Mais, c’est aussi la problématique de l’exil qu’il pose ainsi en toile de fond. Le mari de Rose quitte sa terre et ses moutons pour devenir tout le restant de sa vie, ouvrier soumis à l’usine. Farida avec ses enfants rejoint son mari, terrassier pour cette France des grands chantiers, pour fuir la misère.

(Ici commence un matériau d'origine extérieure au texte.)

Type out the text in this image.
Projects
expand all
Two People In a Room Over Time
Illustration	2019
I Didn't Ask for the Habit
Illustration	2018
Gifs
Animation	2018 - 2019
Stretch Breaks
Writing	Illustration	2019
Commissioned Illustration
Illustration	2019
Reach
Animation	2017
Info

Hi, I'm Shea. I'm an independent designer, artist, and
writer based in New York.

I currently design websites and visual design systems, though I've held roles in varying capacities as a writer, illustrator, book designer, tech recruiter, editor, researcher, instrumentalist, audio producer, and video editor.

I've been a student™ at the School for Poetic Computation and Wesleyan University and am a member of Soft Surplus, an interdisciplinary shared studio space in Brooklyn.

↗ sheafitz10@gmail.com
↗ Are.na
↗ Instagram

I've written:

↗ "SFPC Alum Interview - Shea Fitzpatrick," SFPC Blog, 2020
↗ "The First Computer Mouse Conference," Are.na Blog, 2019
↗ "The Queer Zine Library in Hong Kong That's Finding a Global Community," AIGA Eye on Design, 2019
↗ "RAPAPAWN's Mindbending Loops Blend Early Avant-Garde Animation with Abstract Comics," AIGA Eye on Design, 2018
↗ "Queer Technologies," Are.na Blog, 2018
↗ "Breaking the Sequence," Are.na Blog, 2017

L’Œil de la perdrix de Christian Astolfi, je l’ai lu presque d’une traite, embarquée dans son univers, l’émotion au bord du cœur, bouleversée par tant de justesse et de pudeur. Il évoque la vie d’une femme simplement courageuse et généreuse. Le portrait de nombreuses comme elles dont on ne parle que rarement en littérature. Je vous laisse le découvrir !
Chronique illustrée ici
https://vagabondageautourdesoi.com/2024/11/18/christian-astolfi-loeil-de-la-perdrix/
Rose, orpheline, née en 1903, a grandi dans un petit village de Corse. Elle devient mère à seize ans et, sur une décision de son mari, alors qu'ils ont déjà trois enfants, ils quittent la Corse pour Toulon. Il pense qu'ils auront une meilleure vie sur le continent.
En 1957, Rose rencontre Farida, née en Algérie. Farida vit dans le bidonville de Toulon avec sa famille.

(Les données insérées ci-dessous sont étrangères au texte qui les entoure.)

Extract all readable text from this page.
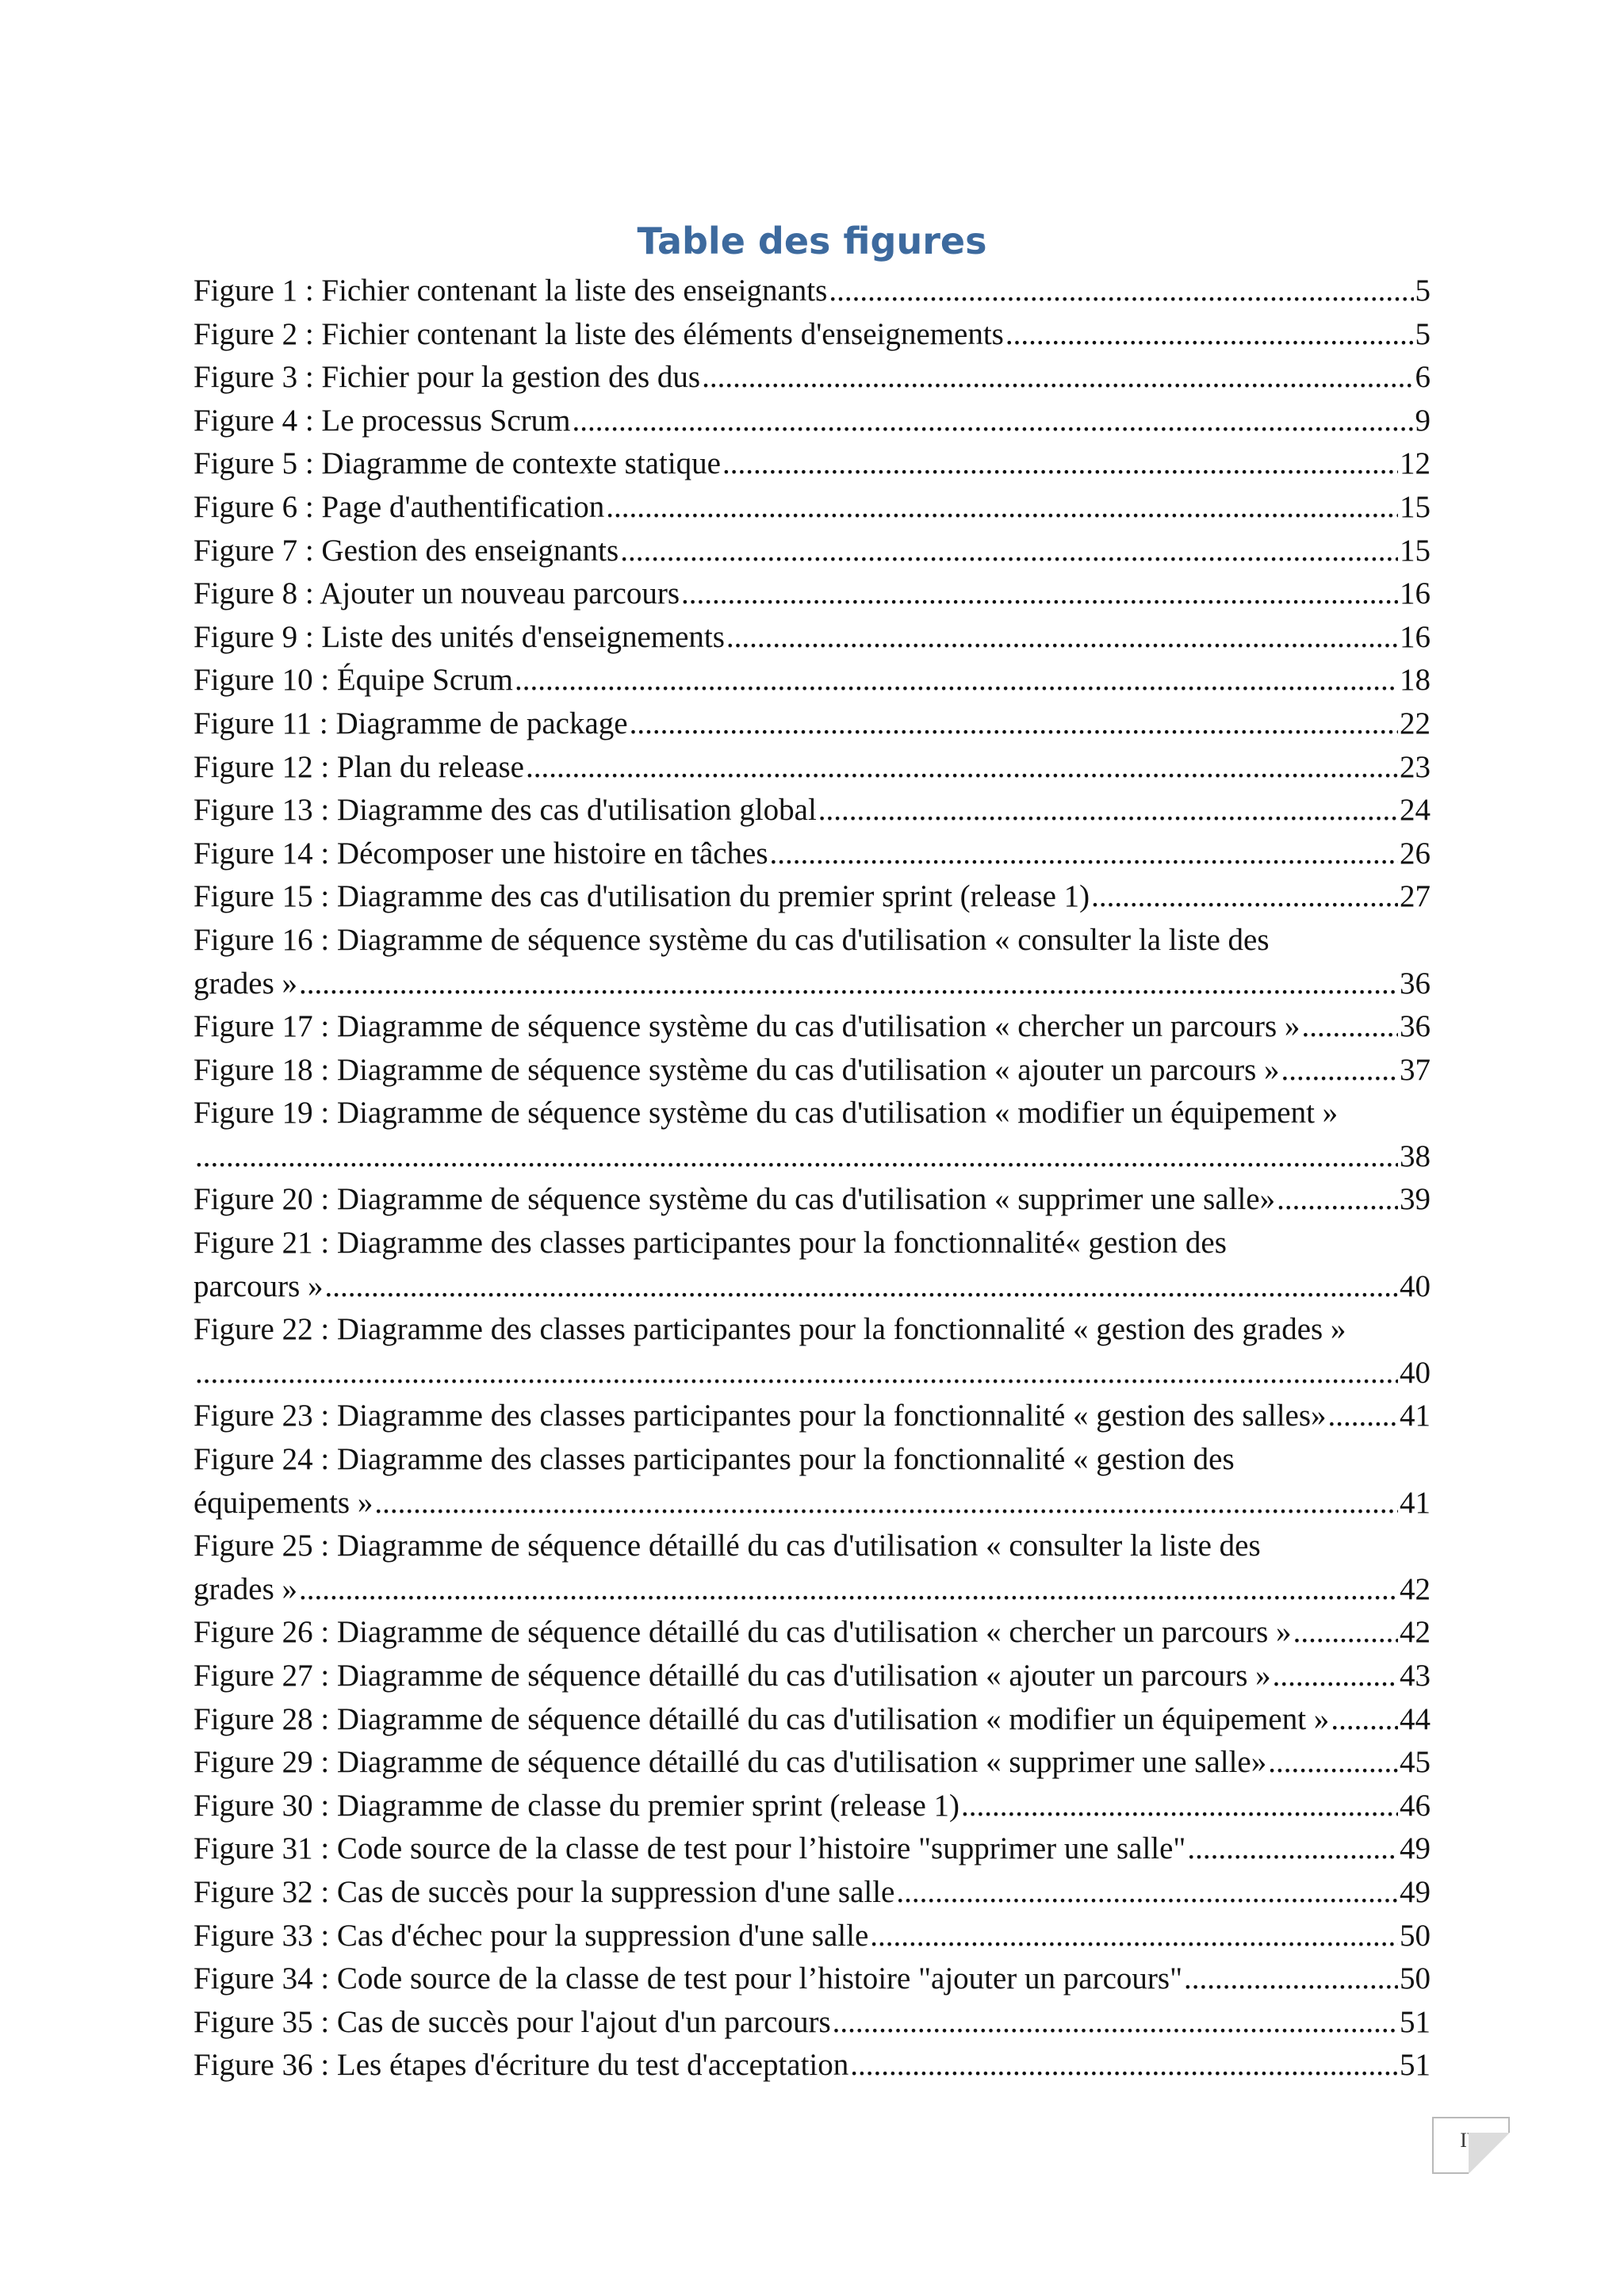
Table des figures
Figure 1 : Fichier contenant la liste des enseignants .....	5
Figure 2 : Fichier contenant la liste des éléments d'enseignements .....	5
Figure 3 : Fichier pour la gestion des dus .....	6
Figure 4 : Le processus Scrum .....	9
Figure 5 : Diagramme de contexte statique .....	12
Figure 6 : Page d'authentification .....	15
Figure 7 : Gestion des enseignants .....	15
Figure 8 : Ajouter un nouveau parcours .....	16
Figure 9 : Liste des unités d'enseignements .....	16
Figure 10 : Équipe Scrum .....	18
Figure 11 : Diagramme de package .....	22
Figure 12 : Plan du release .....	23
Figure 13 : Diagramme des cas d'utilisation global .....	24
Figure 14 : Décomposer une histoire en tâches .....	26
Figure 15 : Diagramme des cas d'utilisation du premier sprint (release 1) .....	27
Figure 16 : Diagramme de séquence système du cas d'utilisation « consulter la liste des
grades » .....	36
Figure 17 : Diagramme de séquence système du cas d'utilisation « chercher un parcours » .....	36
Figure 18 : Diagramme de séquence système du cas d'utilisation « ajouter un parcours » .....	37
Figure 19 : Diagramme de séquence système du cas d'utilisation « modifier un équipement »
.....
38
Figure 20 : Diagramme de séquence système du cas d'utilisation « supprimer une salle» .....	39
Figure 21 : Diagramme des classes participantes pour la fonctionnalité« gestion des
parcours » .....	40
Figure 22 : Diagramme des classes participantes pour la fonctionnalité « gestion des grades »
.....
40
Figure 23 : Diagramme des classes participantes pour la fonctionnalité « gestion des salles» ..... 41
Figure 24 : Diagramme des classes participantes pour la fonctionnalité « gestion des
équipements » .....	41
Figure 25 : Diagramme de séquence détaillé du cas d'utilisation « consulter la liste des
grades » .....	42
Figure 26 : Diagramme de séquence détaillé du cas d'utilisation « chercher un parcours » .....	42
Figure 27 : Diagramme de séquence détaillé du cas d'utilisation « ajouter un parcours » .....	43
Figure 28 : Diagramme de séquence détaillé du cas d'utilisation « modifier un équipement » ..... 44
Figure 29 : Diagramme de séquence détaillé du cas d'utilisation « supprimer une salle» .....	45
Figure 30 : Diagramme de classe du premier sprint (release 1) .....	46
Figure 31 : Code source de la classe de test pour l’histoire "supprimer une salle" .....	49
Figure 32 : Cas de succès pour la suppression d'une salle .....	49
Figure 33 : Cas d'échec pour la suppression d'une salle .....	50
Figure 34 : Code source de la classe de test pour l’histoire "ajouter un parcours" .....	50
Figure 35 : Cas de succès pour l'ajout d'un parcours .....	51
Figure 36 : Les étapes d'écriture du test d'acceptation .....	51
IV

Les deux femmes deviennent amies et toute leur existence va en être profondément bouleversée.
Au fil des chapitres, l'auteur donne la parole à deux femmes déracinées, deux femmes solidaires, deux femmes courageuses.
Rose va relever un véritable défi en apprenant à lire et à écrire. Les cours d'alphabétisation donnent un nouvel élan à la vie de Rose dont le mari est taciturne et taiseux.
Je me suis réjouie de voir Rose progressivement sortir de sa condition de femme au foyer pour s'émanciper, de la voir s'impliquer dans les cours d'alphabétisation.
Un très bon récit qui s'inscrit dans l'histoire de la guerre d'Algérie, une belle amitié entre des femmes très attachantes, un chemin semé d'embûches pour sortir de l'illettrisme et réussir enfin à s'émanciper.
Ce roman est lumineux.
L'œil de la perdrix raconte une amitié à la fois forte et unique entre deux femmes que le hasard a rapproché. Rose est française, corse d'origine, Farida est algérienne. L'auteur , Christian Astolfi nous narre leur vie rude de mère, de femme dans le Toulon des années 50. Bien sûr, leur histoire rejoint la grande histoire, celle de la guerre d'Algérie, de ses combats, de ses drames. Il y a beaucoup de pudeur dans ce récit. Christian Astolfi nous peint par petites touches les portraits de Rose et de Farida, leur combat aussi pour gagner une forme d'émancipation loin de la pauvreté, de l'illettrisme. Ce sont des vies simples prises dans le brouhaha de l'histoire et c'est aussi cela qui fait toute la beauté de ce roman.